Woodlands Preservation

We commit ourselves… To research options such as land trusts, easements, deed restrictions, and the transfer or selling of development rights in order to determine the best way to preserve the land that we hold in sacred trust.

The gifts of nature, once lost, are often gone forever. In the case of the pristine woodlands on our Brentwood campus, we have come to know that the loss would have far-reaching consequences.

Land Conservation and Water Quality

The gifts of nature, once lost, are often gone forever. In the case of the pristine woodlands on our Brentwood campus, we have come to know that the loss would have far-reaching consequences. Formed by a unique set of geological conditions over the past 15,000 years, our 40 acres of woodlands overlie large quantities of pure drinking water on Long Island and boast a great diversity of trees, plants, and birds. Two hundred years ago, pine tree woodlands blanketed one-fourth of Long Island, assuring a plentiful supply of clean water. Today, much of that land has been developed, and our water supply has been diminished. Virtually all of Long Island’s drinking water is drawn from a single system of underground reservoirs, known as aquifers. This dependence led the federal Environmental Protection Agency to designate our aquifer system as the nation’s first “sole source aquifer” requiring special protection. The threat to water quality lies on the land above the aquifers. Any contaminants which the rainwater collects will be carried with it into our drinking supply.

Our Brentwood Campus

The Brentwood property of the Sisters of St. Joseph is a 212-acre parcel that contains significant natural and community resources. Included in this parcel is a 40-acre track of woods that is a high quality Pitch Pine, Oak, and Heath forest type with an understory of sassafras, huckleberry, and blueberry.  Important characteristics of the Brentwood woodlands:

  1. Dominated by the native species and has very few (< 10%) invasive species within its bounds.
  2. Ground cover species include spotted wintergreen as well as seedlings of the aforementioned tree species.
  3. The parcels provide suitable habitat for general wildlife species such as small mammals and a limited number of reptiles and amphibians. Species found in the parcels include grey squirrel, eastern cottontail, white-footed mouse, eastern chipmunk, northern redback salamander, and garter snake. The woodlands are located within the range of the federally protected northern long-eared bat.
  4. The woodlands contain vegetation and multiple generations of trees that do not exist anywhere else on Long Island. Most low-lying vegetation has been consumed by deer in other woodlands. There are no deer on the Brentwood property.
  5. This large forest is a rarity in a densely populated area of Brentwood, Long Island.  Green space/woodlands will have a direct positive effect on the health of our Brentwood neighbors.
  6. The woodlands overlie the aquifers containing the pure drinking water of Long Island.

Woodland Preservation

The mission to preserve the Brentwood woodlands is a continued response to our land ethic commitment to protect valuable natural area with a vision toward a healthy and sustainable natural environment that supports the viability of our community and neighbors. The campus is located in a community designated by the state as an “environmental justice” area, a low-income and minority community that suffers from disproportionate exposure to potentially hazardous land uses. It is well documented that some of the most polluted environments in America are where people of color live, work, play, and pray. Supporting land preservation and protecting Long Island’s purest source of drinking water and most important habitat can become one of the many important legacies of the Sisters of St. Joseph.

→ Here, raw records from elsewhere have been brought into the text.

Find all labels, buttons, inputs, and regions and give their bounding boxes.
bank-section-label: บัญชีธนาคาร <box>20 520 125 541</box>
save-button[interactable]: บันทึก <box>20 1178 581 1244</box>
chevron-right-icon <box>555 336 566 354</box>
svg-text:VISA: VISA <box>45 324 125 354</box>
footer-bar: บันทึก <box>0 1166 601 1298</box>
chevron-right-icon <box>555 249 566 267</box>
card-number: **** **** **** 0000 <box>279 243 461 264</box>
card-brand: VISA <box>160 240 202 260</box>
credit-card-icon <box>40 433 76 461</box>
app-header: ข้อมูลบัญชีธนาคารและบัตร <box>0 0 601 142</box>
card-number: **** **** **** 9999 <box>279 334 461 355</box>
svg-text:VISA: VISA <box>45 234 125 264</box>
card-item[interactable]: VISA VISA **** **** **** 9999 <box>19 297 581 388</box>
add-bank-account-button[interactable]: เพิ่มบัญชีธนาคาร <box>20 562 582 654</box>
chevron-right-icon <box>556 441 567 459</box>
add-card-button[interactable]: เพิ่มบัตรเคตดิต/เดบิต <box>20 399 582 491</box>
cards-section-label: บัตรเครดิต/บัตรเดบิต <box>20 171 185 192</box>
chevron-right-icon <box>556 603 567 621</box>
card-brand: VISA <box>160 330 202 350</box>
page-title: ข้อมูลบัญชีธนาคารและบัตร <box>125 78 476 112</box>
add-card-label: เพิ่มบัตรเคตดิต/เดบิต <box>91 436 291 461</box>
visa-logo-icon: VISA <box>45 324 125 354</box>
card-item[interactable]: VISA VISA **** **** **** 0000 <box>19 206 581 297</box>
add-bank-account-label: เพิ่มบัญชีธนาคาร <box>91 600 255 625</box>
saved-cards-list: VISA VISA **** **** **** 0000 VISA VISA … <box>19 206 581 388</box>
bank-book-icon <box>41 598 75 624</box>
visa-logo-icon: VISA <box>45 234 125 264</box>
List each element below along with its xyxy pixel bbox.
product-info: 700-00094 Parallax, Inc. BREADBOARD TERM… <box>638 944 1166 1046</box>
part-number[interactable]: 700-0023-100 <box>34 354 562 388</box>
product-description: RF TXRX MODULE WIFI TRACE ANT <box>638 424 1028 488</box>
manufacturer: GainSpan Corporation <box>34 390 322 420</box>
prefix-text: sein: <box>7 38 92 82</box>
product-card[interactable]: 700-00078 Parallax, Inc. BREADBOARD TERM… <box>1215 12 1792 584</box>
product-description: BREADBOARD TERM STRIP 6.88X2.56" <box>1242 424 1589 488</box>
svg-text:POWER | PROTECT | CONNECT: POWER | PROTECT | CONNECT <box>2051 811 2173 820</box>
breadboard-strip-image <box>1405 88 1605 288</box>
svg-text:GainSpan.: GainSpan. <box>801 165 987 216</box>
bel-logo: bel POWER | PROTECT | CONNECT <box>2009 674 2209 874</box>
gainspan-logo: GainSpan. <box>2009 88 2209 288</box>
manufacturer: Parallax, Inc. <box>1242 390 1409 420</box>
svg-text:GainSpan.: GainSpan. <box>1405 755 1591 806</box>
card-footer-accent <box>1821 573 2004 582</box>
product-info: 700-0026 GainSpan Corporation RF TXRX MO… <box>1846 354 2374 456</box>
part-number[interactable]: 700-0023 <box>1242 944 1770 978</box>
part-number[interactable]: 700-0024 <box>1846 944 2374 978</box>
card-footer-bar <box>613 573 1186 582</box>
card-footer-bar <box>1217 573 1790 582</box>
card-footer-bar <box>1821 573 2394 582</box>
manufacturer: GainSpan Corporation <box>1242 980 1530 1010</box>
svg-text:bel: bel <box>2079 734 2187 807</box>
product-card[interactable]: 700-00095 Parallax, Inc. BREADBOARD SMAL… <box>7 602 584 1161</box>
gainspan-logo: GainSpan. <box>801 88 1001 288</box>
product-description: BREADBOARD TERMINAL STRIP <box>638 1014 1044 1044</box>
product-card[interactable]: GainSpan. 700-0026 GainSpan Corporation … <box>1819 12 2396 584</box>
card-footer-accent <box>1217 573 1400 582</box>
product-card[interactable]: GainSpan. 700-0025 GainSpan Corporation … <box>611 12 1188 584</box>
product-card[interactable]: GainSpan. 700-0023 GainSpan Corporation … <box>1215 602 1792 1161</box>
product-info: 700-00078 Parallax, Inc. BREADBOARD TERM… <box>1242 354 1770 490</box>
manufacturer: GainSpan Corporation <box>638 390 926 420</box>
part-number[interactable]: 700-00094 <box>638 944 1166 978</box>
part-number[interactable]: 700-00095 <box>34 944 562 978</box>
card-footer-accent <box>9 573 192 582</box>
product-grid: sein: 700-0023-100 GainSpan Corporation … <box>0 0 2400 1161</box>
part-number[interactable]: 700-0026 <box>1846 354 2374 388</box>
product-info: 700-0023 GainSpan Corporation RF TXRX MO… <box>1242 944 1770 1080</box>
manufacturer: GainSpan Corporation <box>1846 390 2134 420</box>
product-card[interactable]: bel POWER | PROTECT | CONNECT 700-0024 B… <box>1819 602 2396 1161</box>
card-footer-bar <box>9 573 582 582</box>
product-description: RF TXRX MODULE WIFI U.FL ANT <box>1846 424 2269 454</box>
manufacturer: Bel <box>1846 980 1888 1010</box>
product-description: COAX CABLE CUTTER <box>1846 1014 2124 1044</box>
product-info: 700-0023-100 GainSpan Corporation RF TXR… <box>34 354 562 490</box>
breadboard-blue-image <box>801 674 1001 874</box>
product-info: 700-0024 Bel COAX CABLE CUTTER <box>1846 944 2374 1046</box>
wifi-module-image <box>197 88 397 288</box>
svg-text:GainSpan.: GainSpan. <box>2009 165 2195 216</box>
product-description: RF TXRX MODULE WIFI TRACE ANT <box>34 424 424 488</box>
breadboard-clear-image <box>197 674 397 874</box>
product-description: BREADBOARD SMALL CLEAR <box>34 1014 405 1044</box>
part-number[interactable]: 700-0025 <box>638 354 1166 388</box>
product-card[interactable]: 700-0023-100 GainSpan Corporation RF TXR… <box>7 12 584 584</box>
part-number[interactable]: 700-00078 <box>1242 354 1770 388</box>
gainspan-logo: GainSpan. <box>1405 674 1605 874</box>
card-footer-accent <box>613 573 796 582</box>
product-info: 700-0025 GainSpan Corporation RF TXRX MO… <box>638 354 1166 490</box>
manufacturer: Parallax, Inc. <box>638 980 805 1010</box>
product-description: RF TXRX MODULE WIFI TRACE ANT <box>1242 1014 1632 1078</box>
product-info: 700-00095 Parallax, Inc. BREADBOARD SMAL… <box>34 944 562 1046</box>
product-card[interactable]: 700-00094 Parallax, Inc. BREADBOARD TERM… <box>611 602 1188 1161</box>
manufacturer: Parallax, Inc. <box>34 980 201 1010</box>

We will make our decisions only after serious discernment and research. As a congregation, we will consider the following questions prior to making any decisions:
What are the moral and ethical implications of this decision?
Are there other ecologically viable alternatives to this decision?
How does this decision respect the present and future integrity of the land?
How does this decision preserve the soil, water, air and species of the land and the larger bioregion?
Have we collaborated with other persons whom this decision will affect?